Cal Gaines’s decision to run for a congressional seat has a minor impact on the voters of an Alabama congressional district but a profound impact upon the lives of an extended family. Most immediately affected is his stepdaughter Whitney, who joins Cal’s campaign staff and witnesses the sometimes angry gulf between the religious left and the religious right. The campaign introduces her to Francy, an anorexic but feisty secretary who teaches Whitney how to tackle the world. She also meets Nat, a young steelworker and skillful campaign manager. Gradually, Nat falls in love with Whitney as she grows and transforms before his eyes.
Much of the transformation results from Whitney’s successful search for her birth father. He is Sam Kirby, a noted New York cartoonist. Through tentative letters, Whitney and Sam explore each other’s contrasting lives. Whitney lives in a loving Baptist family, proud of its native South’s faith and heritage. Sam is an agnostic and an open homosexual who dislikes his homeland’s legacy of bigotry.
Sam’s mother Eva takes Whitney much more quickly to heart than does Sam. Knowing her granddaughter vicariously, through the letters Sam passes on, Eva unhesitatingly weaves Whitney into fabric of her daily life. Eva--homemaker, gardener, caretaker of a dying friend--believes in roots and urges Sam to embrace Whitney, not to study her from afar. Supported by his lover Aaron, Sam returns to Alabama and risks a visit to Whitney.
GATHERING HOME is a disappointing novel. The characters, attractive in outline, disappoint in detail. The author frequently describes them engaged in anxious self-reflection but seldom shows their behavior.
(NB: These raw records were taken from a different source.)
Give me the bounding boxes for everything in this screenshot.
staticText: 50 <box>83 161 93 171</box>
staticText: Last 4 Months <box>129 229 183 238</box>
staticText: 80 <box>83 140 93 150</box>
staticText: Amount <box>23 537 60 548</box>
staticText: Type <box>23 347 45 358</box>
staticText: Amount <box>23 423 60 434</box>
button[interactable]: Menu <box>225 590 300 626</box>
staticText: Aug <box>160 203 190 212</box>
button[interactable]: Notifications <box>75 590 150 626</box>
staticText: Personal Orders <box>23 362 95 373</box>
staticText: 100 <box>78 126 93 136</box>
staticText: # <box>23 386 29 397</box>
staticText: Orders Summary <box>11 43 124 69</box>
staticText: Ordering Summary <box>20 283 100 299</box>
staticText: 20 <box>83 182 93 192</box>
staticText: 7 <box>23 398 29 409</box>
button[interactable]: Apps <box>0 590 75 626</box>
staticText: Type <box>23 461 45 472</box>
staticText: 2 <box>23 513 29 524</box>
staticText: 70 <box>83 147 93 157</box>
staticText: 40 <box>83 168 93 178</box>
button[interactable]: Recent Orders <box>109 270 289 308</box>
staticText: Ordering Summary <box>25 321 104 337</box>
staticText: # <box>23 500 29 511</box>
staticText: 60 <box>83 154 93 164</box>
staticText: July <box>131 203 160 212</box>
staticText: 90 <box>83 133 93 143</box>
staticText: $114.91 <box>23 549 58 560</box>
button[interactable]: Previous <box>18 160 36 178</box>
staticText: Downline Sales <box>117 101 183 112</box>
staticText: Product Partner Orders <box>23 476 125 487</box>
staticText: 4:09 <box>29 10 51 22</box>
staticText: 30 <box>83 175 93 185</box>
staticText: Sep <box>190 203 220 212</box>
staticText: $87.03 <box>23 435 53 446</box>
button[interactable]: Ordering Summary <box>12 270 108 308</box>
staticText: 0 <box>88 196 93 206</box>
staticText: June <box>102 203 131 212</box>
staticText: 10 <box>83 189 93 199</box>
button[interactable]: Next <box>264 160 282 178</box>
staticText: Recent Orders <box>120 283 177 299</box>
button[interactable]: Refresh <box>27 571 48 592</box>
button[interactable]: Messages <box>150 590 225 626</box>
The reader is left without the information to judge whether the character’s self-understanding is accurate. Thus even the major characters seem remote and cold. Covington forgets the novelist’s first rule: dramatize important events. The reader knows the prologue and the epilogue to crucial events but seldom witnesses the event itself.
GATHERING HOME has its heart in the right place; it stands for family, tolerance between opposites, and understanding across generations. It will please adolescents and adults who enjoy uplifting, positive outcomes. It will not please those who expect a narrative to entrap, to grip, and to delight readers with conflict and confrontation.